Shaping Sand into Soul: How Neda Salmanpour Is Redefining Desert Art
From sculptures in the sands of Mleiha to futuristic forms in galleries, this Iranian-born designer turns emotion and geometry into public art magic

In a world full of concrete jungles and digital distractions, Neda Salmanpour is quietly sculpting poetry from the Earth itself. Born in Iran in 1993 and now living in the UAE, Neda is an award-winning architect and product designer whose creative work defies easy labels. Her pieces blend architecture, sculpture, and narrative into one seamless experience, all guided by curiosity, culture, and the tactile beauty of nature.
Her most widely talked-about project is Sandscapes, a breathtaking sculptural series made from desert sand. But this isn’t just about aesthetics. For Neda, sand is both substance and symbol.
A Childhood Rooted in Nature
When asked where it all began, Neda points to her early years spent exploring gardens and building tiny structures from mud, stones, and leaves. Her curiosity led the way. Nature, she says, was her first teacher. She learned contrast and variation simply by observing how one season melted into the next.
Later, her move from Iran to the UAE became a turning point. Surrounded by new landscapes and exposed to countless worldviews, she gained a deeper awareness of how place and memory shape design. The collision of her Iranian roots and the multicultural energy of the UAE gave her a creative perspective that is both grounded and expansive.
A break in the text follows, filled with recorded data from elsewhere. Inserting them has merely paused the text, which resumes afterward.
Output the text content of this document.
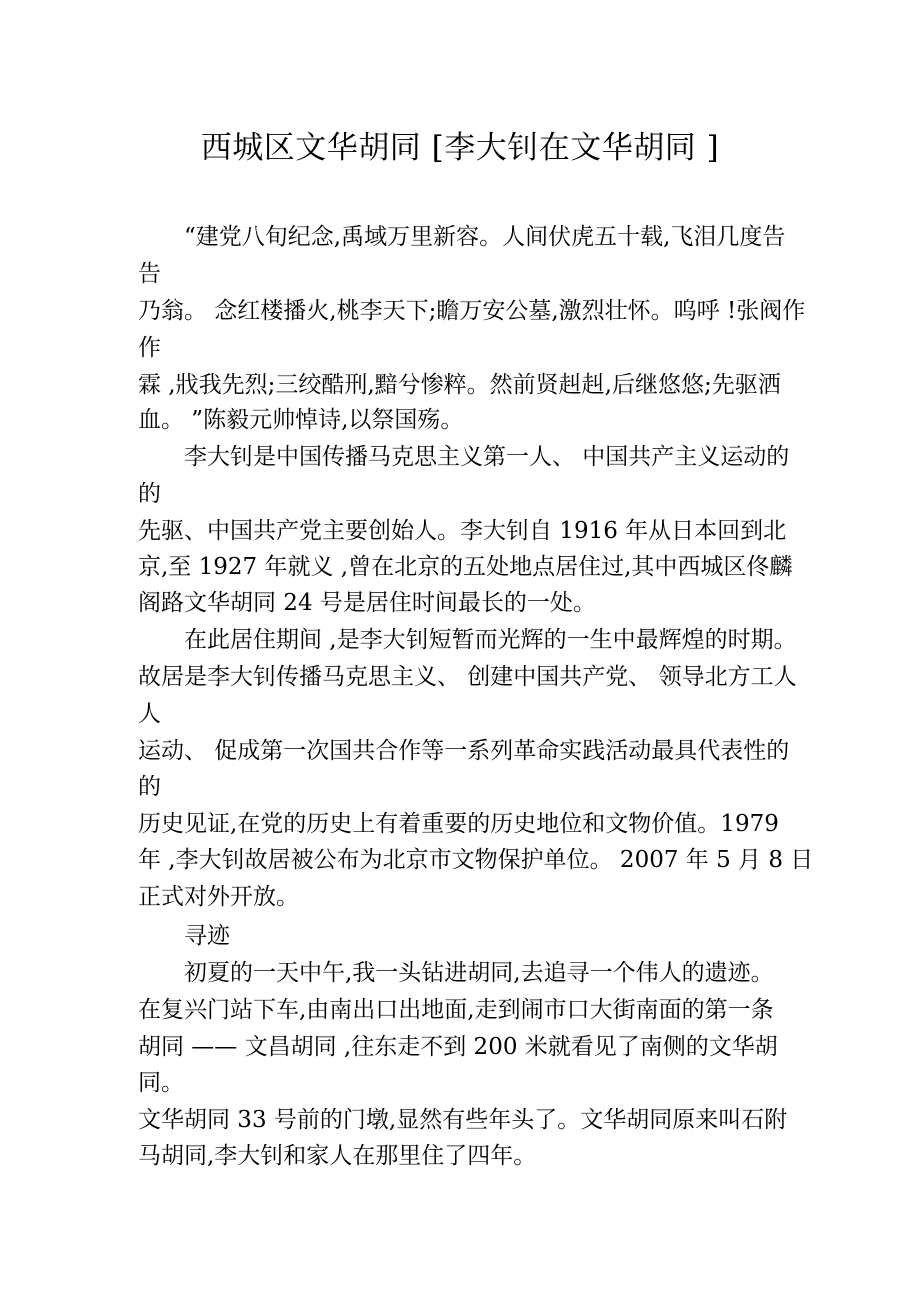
西城区文华胡同 [李大钊在文华胡同 ]
“建党八旬纪念,禹域万里新容。人间伏虎五十载,飞泪几度告
告
乃翁。 念红楼播火,桃李天下;瞻万安公墓,激烈壮怀。呜呼 !张阀作
作
霖 ,戕我先烈;三绞酷刑,黯兮惨粹。然前贤赳赳,后继悠悠;先驱洒
血。 ”陈毅元帅悼诗,以祭国殇。
李大钊是中国传播马克思主义第一人、 中国共产主义运动的
的
先驱、中国共产党主要创始人。李大钊自 1916 年从日本回到北
京,至 1927 年就义 ,曾在北京的五处地点居住过,其中西城区佟麟
阁路文华胡同 24 号是居住时间最长的一处。
在此居住期间 ,是李大钊短暂而光辉的一生中最辉煌的时期。
故居是李大钊传播马克思主义、 创建中国共产党、 领导北方工人
人
运动、 促成第一次国共合作等一系列革命实践活动最具代表性的
的
历史见证,在党的历史上有着重要的历史地位和文物价值。1979
年 ,李大钊故居被公布为北京市文物保护单位。 2007 年 5 月 8 日
正式对外开放。
寻迹
初夏的一天中午,我一头钻进胡同,去追寻一个伟人的遗迹。
在复兴门站下车,由南出口出地面,走到闹市口大街南面的第一条
胡同 —— 文昌胡同 ,往东走不到 200 米就看见了南侧的文华胡
同。
文华胡同 33 号前的门墩,显然有些年头了。文华胡同原来叫石附
马胡同,李大钊和家人在那里住了四年。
The Vision Behind Sandscapes
Commissioned by Inloco Gallery as part of the Useless Palace initiative, Sandscapes is more than an installation. It is an emotional and physical response to the desert landscape of Mleiha. These tall, humanoid sculptures seem to emerge directly from the terrain, their curved forms echoing the natural flow of the sand around them.
Bringing them to life was no simple task. Neda spent months photographing dunes in different lighting, observing how sand moved and reacted. From those studies, she created 3D models. The final pieces are hollow to reduce weight, built from sand she personally collected, filtered, and treated. Placing them back in the desert for photography completed what she describes as a full-circle moment.

Creating Curiosity Through Public Art
Public art, in Neda’s eyes, is a way to stop someone in their tracks. She designs for those little “aha” moments that disrupt routine and spark curiosity. For her, that pause is where meaning begins.
She sees public art as a powerful equalizer. Open calls for projects allow anyone with a strong concept to participate. Over time, she believes this has elevated the quality of engagement between artists and audiences alike.
Where Design Meets Emotion
With a background in architectural engineering, Neda doesn’t start her work by chasing beauty. She starts with performance and purpose. Yet if the result doesn’t feel beautiful in the end, something is missing.
Her love for brutalist architecture reflects this idea. Often misunderstood as cold, she views it as honest. Its raw materials, weight, and texture tell a story. Ironically, it was a conversation about Soviet-era brutalism at a gallery event that connected her to Inloco and opened the door to her first major visual art project.
Rethinking Sustainability
Sustainability, for Neda, goes beyond recycled materials or eco buzzwords. She believes true sustainability lies in durability. A meaningful object that gets passed down has far more value than something trendy and disposable.
That’s why she hopes Sandscapes will endure not only physically but emotionally. A sculpture may erode with time, but a memory can last much longer.
A Layered Creative Philosophy
Neda builds her work like a story. Every location is studied. Every material is chosen with care. She sees the environment as a collaborator and writes a creative brief for each piece to keep it anchored in context.
Her approach is technical but poetic. It is the engineer’s mind meeting the artist’s heart. She believes even emotions can be translated into form when you understand space and material as a language.
The Power of Small Sparks
In the end, Neda hopes her work moves people. Whether through texture, story, or surprise, her goal is to make someone feel something — even if it’s just a flicker of curiosity. For her, each project is a chance to add a meaningful grain of sand to the larger cultural landscape.